During December of 2009, Farid Seif, a businessman from Houston, Texas, boarded a flight in Houston with a loaded handgun in his laptop case. He made it through security without a problem. Farid is not a terrorist. The gun is legal in Texas; he forgot to take it out of his laptop case before his travel. Farid realized the mistake when he got to his destination at the end of the trip.
Airport security at the Houston airport did not detect the gun. It would have been easily seen by a security screener through the scanner at the airport, but no one noticed it.
Homeland Security in the US routinely tests the ability to pass security screening with guns, bomb parts, and other forbidden materials, by sending people through undercover with material. The US government hasn’t released the figures officially, but the estimate is that 70% of these tests fail, meaning most of the time the undercover people are able to get through security, like Farid Seif, with objects that are supposed to be spotted.
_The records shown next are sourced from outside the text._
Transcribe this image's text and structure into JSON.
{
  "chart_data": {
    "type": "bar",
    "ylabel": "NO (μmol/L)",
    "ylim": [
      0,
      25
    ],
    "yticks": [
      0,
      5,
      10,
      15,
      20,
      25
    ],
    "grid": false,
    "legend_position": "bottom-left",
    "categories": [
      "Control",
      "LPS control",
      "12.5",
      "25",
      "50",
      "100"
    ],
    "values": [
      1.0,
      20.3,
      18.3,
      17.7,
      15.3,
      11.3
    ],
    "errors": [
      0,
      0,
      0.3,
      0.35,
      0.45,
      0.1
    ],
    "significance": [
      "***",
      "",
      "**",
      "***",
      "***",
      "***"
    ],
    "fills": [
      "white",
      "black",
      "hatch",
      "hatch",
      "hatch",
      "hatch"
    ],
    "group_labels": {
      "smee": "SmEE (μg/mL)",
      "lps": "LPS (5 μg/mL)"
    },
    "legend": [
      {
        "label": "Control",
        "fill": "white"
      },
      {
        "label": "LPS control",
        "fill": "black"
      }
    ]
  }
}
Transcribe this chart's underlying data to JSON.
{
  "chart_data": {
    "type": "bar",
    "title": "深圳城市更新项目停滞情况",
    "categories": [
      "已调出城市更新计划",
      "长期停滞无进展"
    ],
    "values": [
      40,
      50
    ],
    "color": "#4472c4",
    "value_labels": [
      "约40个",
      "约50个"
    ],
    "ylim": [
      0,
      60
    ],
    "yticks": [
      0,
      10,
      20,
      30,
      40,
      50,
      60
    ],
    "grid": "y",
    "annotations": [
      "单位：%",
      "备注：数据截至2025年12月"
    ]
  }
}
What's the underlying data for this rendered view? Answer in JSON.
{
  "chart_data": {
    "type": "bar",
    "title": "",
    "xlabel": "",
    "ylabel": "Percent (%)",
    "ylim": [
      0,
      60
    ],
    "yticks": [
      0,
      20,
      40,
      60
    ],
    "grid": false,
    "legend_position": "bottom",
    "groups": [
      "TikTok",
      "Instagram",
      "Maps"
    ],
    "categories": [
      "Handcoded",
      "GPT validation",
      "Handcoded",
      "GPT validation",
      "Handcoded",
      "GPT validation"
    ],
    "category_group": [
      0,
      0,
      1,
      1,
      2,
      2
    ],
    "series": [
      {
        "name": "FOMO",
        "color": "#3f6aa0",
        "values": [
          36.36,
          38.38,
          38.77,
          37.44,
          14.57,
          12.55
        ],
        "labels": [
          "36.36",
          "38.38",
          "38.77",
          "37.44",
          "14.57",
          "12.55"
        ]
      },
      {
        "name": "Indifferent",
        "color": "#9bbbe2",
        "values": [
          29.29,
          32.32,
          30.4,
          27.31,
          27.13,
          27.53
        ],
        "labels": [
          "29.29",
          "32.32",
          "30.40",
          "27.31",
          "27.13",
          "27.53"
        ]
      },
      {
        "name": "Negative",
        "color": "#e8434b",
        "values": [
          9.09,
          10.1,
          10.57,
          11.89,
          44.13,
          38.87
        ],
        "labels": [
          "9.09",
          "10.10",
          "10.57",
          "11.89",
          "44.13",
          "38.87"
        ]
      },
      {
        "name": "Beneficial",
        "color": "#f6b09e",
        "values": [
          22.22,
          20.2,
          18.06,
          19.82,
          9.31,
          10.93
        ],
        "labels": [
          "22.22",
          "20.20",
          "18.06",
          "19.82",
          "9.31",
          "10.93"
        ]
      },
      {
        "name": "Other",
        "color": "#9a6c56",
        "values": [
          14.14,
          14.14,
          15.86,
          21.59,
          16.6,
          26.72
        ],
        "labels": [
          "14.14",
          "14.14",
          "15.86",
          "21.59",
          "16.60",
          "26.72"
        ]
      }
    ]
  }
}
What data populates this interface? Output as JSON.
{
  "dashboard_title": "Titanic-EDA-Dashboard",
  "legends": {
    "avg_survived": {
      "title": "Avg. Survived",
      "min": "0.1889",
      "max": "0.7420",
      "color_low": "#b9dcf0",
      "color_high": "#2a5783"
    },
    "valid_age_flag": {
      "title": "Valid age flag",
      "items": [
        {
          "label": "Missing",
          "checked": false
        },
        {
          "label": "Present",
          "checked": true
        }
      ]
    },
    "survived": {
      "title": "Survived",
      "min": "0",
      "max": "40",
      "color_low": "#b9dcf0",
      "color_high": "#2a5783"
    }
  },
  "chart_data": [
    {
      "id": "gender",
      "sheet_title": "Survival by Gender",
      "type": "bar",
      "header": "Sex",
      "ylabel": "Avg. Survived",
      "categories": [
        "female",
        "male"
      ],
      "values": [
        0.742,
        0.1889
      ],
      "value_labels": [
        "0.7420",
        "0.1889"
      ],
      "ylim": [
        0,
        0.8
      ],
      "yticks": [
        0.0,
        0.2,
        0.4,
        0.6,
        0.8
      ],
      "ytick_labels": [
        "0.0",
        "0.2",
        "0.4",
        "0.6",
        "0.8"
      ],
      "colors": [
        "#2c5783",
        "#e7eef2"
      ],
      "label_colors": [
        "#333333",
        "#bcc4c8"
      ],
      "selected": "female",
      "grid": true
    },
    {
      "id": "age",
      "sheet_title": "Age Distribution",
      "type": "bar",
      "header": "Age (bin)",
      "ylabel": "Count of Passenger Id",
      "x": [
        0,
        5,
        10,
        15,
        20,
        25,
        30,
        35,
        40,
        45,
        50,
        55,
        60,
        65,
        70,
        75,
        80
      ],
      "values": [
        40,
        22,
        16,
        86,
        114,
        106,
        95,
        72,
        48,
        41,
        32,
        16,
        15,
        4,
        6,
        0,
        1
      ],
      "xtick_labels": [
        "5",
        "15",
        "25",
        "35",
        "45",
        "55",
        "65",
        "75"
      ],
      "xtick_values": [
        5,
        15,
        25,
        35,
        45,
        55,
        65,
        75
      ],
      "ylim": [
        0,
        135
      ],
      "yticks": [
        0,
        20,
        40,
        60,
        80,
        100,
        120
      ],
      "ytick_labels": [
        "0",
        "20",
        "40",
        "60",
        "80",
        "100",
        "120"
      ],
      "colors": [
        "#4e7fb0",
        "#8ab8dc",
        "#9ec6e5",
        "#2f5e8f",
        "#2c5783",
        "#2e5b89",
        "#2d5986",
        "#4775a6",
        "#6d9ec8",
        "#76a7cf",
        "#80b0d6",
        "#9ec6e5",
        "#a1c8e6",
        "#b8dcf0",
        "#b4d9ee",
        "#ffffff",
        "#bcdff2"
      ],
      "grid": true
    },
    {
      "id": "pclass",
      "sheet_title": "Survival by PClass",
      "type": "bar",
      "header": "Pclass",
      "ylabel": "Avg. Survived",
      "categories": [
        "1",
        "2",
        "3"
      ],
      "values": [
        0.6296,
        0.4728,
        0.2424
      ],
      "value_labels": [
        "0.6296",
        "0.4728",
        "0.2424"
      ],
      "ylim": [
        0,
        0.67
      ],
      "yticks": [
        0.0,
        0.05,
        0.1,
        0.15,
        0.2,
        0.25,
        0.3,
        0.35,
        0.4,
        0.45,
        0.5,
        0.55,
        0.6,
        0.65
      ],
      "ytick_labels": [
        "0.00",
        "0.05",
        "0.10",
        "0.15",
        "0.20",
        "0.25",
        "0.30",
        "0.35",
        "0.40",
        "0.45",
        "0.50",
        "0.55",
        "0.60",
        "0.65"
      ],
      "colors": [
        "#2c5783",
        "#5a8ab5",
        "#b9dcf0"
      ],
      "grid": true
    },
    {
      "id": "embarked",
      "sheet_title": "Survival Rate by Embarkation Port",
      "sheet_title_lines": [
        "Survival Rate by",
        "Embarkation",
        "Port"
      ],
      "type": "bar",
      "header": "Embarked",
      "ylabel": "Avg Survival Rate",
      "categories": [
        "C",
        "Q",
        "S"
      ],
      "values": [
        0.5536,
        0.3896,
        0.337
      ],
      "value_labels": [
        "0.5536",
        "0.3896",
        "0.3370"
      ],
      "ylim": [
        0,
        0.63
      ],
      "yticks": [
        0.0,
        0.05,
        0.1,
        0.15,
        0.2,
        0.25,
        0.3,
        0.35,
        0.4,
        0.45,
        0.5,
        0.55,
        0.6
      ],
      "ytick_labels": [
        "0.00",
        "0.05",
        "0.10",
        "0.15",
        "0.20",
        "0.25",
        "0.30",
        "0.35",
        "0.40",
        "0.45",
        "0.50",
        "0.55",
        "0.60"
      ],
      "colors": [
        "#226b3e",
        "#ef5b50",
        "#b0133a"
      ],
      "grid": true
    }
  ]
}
People get used to the frequency of an event — Why do the security personnel notice the bottle of shampoo that is too large, but miss a loaded handgun? Research on attention gives a hint on why this might happen. It has to do with the expectation of how frequently an event does or does not happen.
They expect the shampoo — The security personnel miss the loaded handgun and bomb parts at least in part because they don’t encounter them frequently. The security person is working for hours at a time, watching people, and looking at the scanner screen. An expectation develops about how frequently certain violations occur. For example, he or she probably encounters too large containers of shampoo, or nail scissors fairly often, and so expects to see those, and then notices them when they appear. On the other hand, he or she probably does not encounter loaded handguns or bomb parts very often. Bellenkes (1997) conducted research these frequency expectations, and found that people create a mental model about how frequently an event is likely to occur. Unconsciously, that expectation affects how much they look for an event to occur, which affects how much attention they pay to looking for the event.
You can watch an ABC news clip on the Farid Seif incident here.
And for those of you who like to read the research: Bellenkes, A. H., Wickens, C. D., & Kramer, A. F. (1997). Visual scanning and pilot expertise: the role of attentional flexibility and mental model development. Aviation, Space, and Environmental Medicine, 68(7), 569-579.